Pliocene-Pleistocene Asia: Varanus sivalensis, Siwalik Hills, India (Ivanov et al. 2017)


Pleistocene Asia: Varanus sp., Raebia, Timor (Hooijer 1972); Varanus komodoensis, Ola Bula Formation, Flores (Hocknull et al. 2009); Varanus cf. komodoensis, Kedung Brubus, Java (Hocknull et al. 2009); Varanus salvator, Trinil, Java (Hocknull et al. 2009); Varanus sp., Doi Pha Kan, Thailand (Bochaton et al. 2019)


Miocene Europe: Varanus marathonensis, Mytilini Formation (Turolian), Samos, Greece (Conrad et al. 2012; Villa et al. 2018); Varanus sp., Chomateri Member, Pikermi Formation, Pikermi, Greece (Georgalis 2019); Varanus sp., Lower Continental Complex, Vallès-Penedès Basin, CMA, Can Mas, Spain (Delfino et al. 2013); ?Varanus sp., Eimätteli Member, Napf Formation, Hüenerbach, Switzerland (Georgalis et al. 2023); Varanus sp., Artenay (MN4), Loire Basin, France (Augé and Guével 2018); Varanus mokrensis, Mokrá-Western Quarry (Ottnangian), Czech Republic (Ivanov et al. 2017); Varanus sp., Petersbuch 2, Germany (Ivanov et al. 2017); Varanus sp., Gratkorn, Austria (Ivanov et al. 2017); Varanus sp. in Italy (Messinian) (Vasilyan and Bukhsianidze 2020)


Pliocene Europe: Varanus sp., Moreda, Spain (Villa et al. 2018); Varanus marathonensis, Gonia Formation, Megalo Emvolon, Greece (Drakopoulou et al. 2022); Varanus sp., Çeştepe, Kazan Basin, Anatolia, Turkey (Sen et al. 2017)


Pleistocene Europe: Varanus sp., Tourkobounia 5 (Middle Pleistocene), near Athens, Greece (Georgalis et al. 2017).


Miocene Africa: Varanus rusingensis, Kiakanga Hill, Grit Member of the Hiwegi Formation, Rusinga Island, Kenya (Clos 1995; Ivanov et al. 2017); Varanus sp., Uganda (Rage 2003); Varanus sp., Arrisdrift (Orleanian), Namibia (Rage 2003); Varanus sp., Moghra Formation (Burdigalian), Western Desert, Egypt (Georgalis et al. 2020)


Pliocene Africa: Varanus cf. niloticus + exanthematicus, Kanapoi, Kenya (Head and Müller 2020)


Pleistocene Africa: Varanus cf. niloticus, Plovers Lake, Gauteng Province, South Africa (De Ruiter, D. J., et al. 2008)


Miocene Australia: Varanus sp., Ngapakaldi Local Fauna, Etadunna Formation, Lake Eyre Basin (Scanlon 2014; Georgalis et al. 2020); Varanus sp., Hiatus and White Hunter localities, Riversleigh (Scanlon 2014; Georgalis et al. 2020); Camfield Beds, Bullock Creek, Northern Territory (Scanlon 2014); Alcoota Local Fauna, Northern Territory (Scanlon 2014)


Pliocene Australia: Varanus komodoensis, Bluff Downs Local Fauna and Chinchilla Sands Local Fauna, Queensland (Hocknull et al. 2009)


Pleistocene Australia: Varanus komodoensis, Mt.
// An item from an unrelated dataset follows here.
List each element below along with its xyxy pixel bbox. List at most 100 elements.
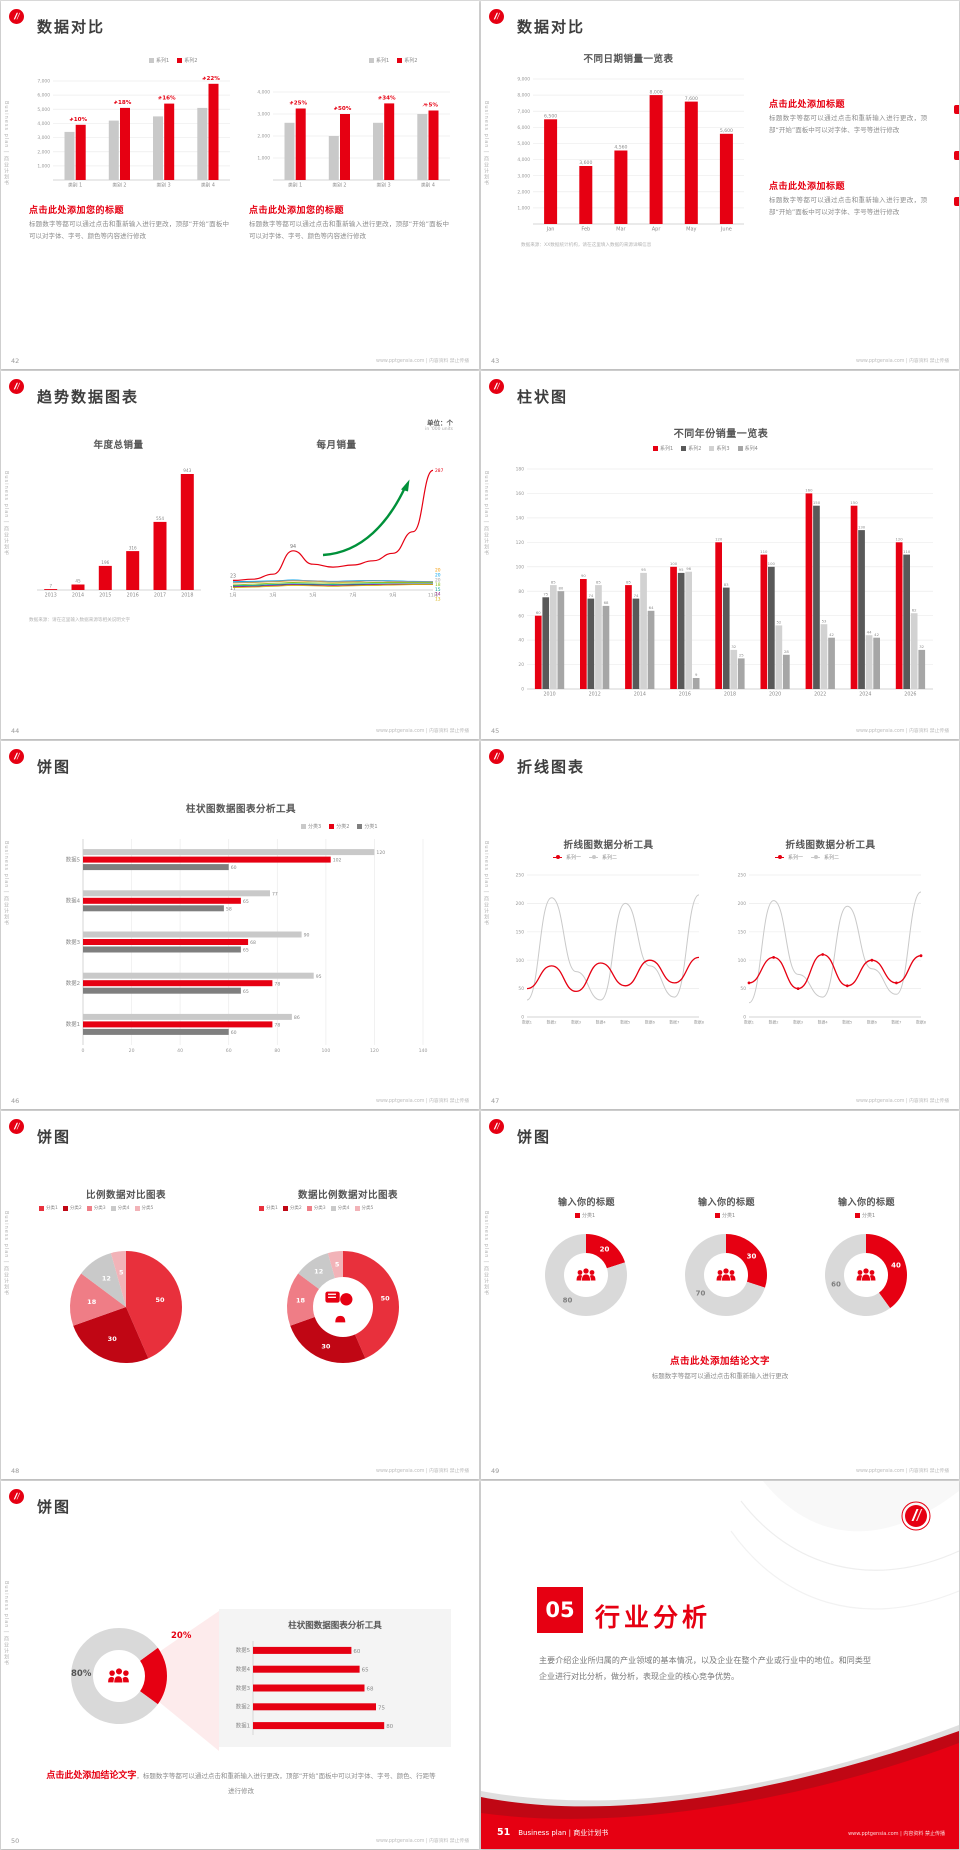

Etna Local Fauna and Marmor Quarry, Queensland (Hocknull et al. 2009); Varanus [Megalania] priscus, Naracoorte, South Australia (Scanlon 2014); Varanus [Megalania] priscus, Darling Downs, Queensland (Scanlon 2014)
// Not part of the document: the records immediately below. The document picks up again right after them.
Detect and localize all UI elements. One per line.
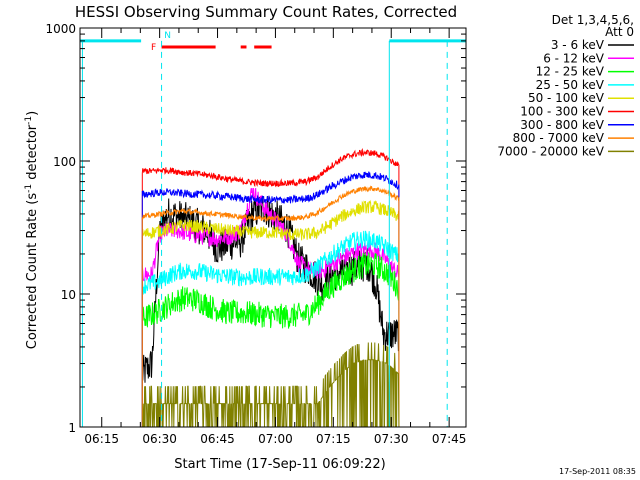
x-tick-label: 06:45	[200, 432, 235, 446]
x-tick-label: 07:30	[374, 432, 409, 446]
flags-layer: NF	[80, 31, 466, 427]
series-line-2	[141, 252, 400, 427]
series-line-7	[141, 185, 400, 427]
plot-frame	[79, 27, 467, 428]
x-tick-label: 07:15	[316, 432, 351, 446]
series-3	[141, 230, 400, 427]
x-axis-label: Start Time (17-Sep-11 06:09:22)	[174, 457, 385, 472]
y-axis-label: Corrected Count Rate (s-1 detector-1)	[24, 111, 40, 349]
y-tick-label: 1000	[45, 22, 76, 36]
x-tick-label: 06:30	[142, 432, 177, 446]
legend-label: 300 - 800 keV	[520, 118, 604, 132]
series-layer	[141, 148, 400, 427]
legend-header-line1: Det 1,3,4,5,6,	[552, 13, 634, 27]
legend-label: 12 - 25 keV	[536, 65, 605, 79]
legend-header-line2: Att 0	[605, 25, 634, 39]
legend-label: 25 - 50 keV	[536, 78, 605, 92]
legend-label: 6 - 12 keV	[543, 51, 605, 65]
series-line-3	[141, 230, 400, 427]
x-axis: 06:15 06:30 06:45 07:00 07:15 07:30 07:45	[84, 28, 466, 446]
series-2	[141, 252, 400, 427]
series-line-6	[141, 171, 400, 427]
series-7	[141, 185, 400, 427]
chart-title: HESSI Observing Summary Count Rates, Cor…	[75, 3, 457, 21]
footer-date: 17-Sep-2011 08:35	[559, 467, 636, 476]
series-6	[141, 171, 400, 427]
x-tick-label: 07:45	[432, 432, 467, 446]
legend-label: 800 - 7000 keV	[513, 131, 605, 145]
series-4	[141, 199, 400, 427]
series-8	[142, 342, 400, 427]
x-tick-label: 06:15	[84, 432, 119, 446]
legend-label: 7000 - 20000 keV	[497, 144, 604, 158]
legend-label: 50 - 100 keV	[528, 91, 605, 105]
legend-label: 100 - 300 keV	[520, 105, 604, 119]
series-line-4	[141, 199, 400, 427]
legend-label: 3 - 6 keV	[551, 38, 605, 52]
flare-flag-label: F	[151, 43, 156, 53]
series-line-5	[141, 148, 400, 427]
night-flag-label: N	[164, 31, 171, 41]
x-tick-label: 07:00	[258, 432, 293, 446]
y-tick-label: 1	[68, 421, 76, 435]
y-tick-label: 10	[61, 288, 76, 302]
y-tick-label: 100	[53, 155, 76, 169]
series-5	[141, 148, 400, 427]
y-axis: 1 10 100 1000	[45, 22, 466, 435]
series-line-8	[142, 342, 400, 427]
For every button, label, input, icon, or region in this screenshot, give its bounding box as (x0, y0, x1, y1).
Distinct clades of Varanus species groups emerged early (Vidal et al. 2012). Eleven subgenera have been described. The specific impetus for diversification (biotic or abiotic factors such as geographic barriers or niche competition) likely varies by clade (Pavón-Vázquez et al. 2022).
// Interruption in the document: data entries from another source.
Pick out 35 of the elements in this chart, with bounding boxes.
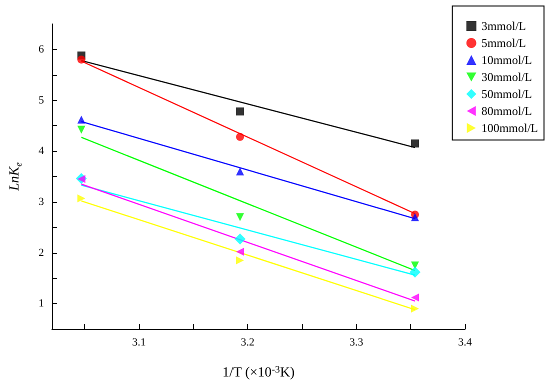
point	[236, 167, 244, 176]
x-tick-label: 3.2	[240, 336, 255, 348]
legend-label: 3mmol/L	[481, 19, 526, 33]
point	[77, 194, 86, 202]
x-tick-label: 3.4	[458, 336, 472, 348]
legend-label: 80mmol/L	[481, 104, 532, 118]
y-tick-label: 2	[38, 246, 44, 259]
point	[236, 248, 244, 256]
point	[411, 213, 420, 222]
point	[236, 213, 244, 222]
x-tick-label: 3.3	[349, 336, 364, 348]
point	[77, 126, 86, 134]
y-tick-label: 3	[38, 196, 44, 208]
point	[77, 116, 86, 124]
point	[236, 256, 244, 264]
legend-label: 10mmol/L	[481, 53, 532, 67]
point	[411, 261, 420, 270]
legend-label: 5mmol/L	[481, 36, 526, 50]
y-tick-label: 1	[38, 298, 44, 310]
point	[411, 139, 420, 148]
point	[411, 304, 420, 313]
x-tick-label: 3.1	[132, 336, 146, 348]
point	[77, 56, 86, 64]
point	[411, 293, 420, 302]
legend-label: 100mmol/L	[481, 121, 538, 135]
legend-label: 50mmol/L	[481, 87, 532, 101]
y-tick-label: 5	[38, 94, 44, 106]
point	[236, 132, 244, 141]
point	[234, 234, 246, 245]
point	[410, 266, 421, 278]
y-axis-title: LnKe	[8, 162, 24, 192]
y-tick-label: 4	[38, 145, 44, 158]
y-tick-label: 6	[38, 43, 44, 56]
legend-label: 30mmol/L	[481, 70, 532, 84]
point	[236, 107, 244, 116]
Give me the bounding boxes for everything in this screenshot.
Extreme gigantism is found in one Australasian Varanus clade, which produced three oversized monitor lizards: the fossil Megalania (now Varanus priscus), the Komodo dragon (Varanus komodoensis), and an as-yet-undescribed Varanus fossil species on Timor. In the past, the Komodo dragon was thought to be an example of insular gigantism, as sometimes an organism will grow larger in smaller, isolated populations. Now, the evidence supports an Australian origin, with the species spreading into Indonesia, and now only surviving on the Komodo islands (Hocknull et al. 2009). Megalania was a much larger lizard, and studies show that it was able to reach greater lengths by delaying maturity and thus prolonging juvenile growth rates for a longer length of time (Erickson et al. 2003). Komodo dragons have vicious bites (and iron-coated, serrated, curved-blade teeth) backed up by venom glands (LeBlanc et al. 2024; Janeczek et al. 2025), making them formidable predators. Megalania is believed to have had similar venom glands, making it the largest venomous animal ever (Fry et al. 2009).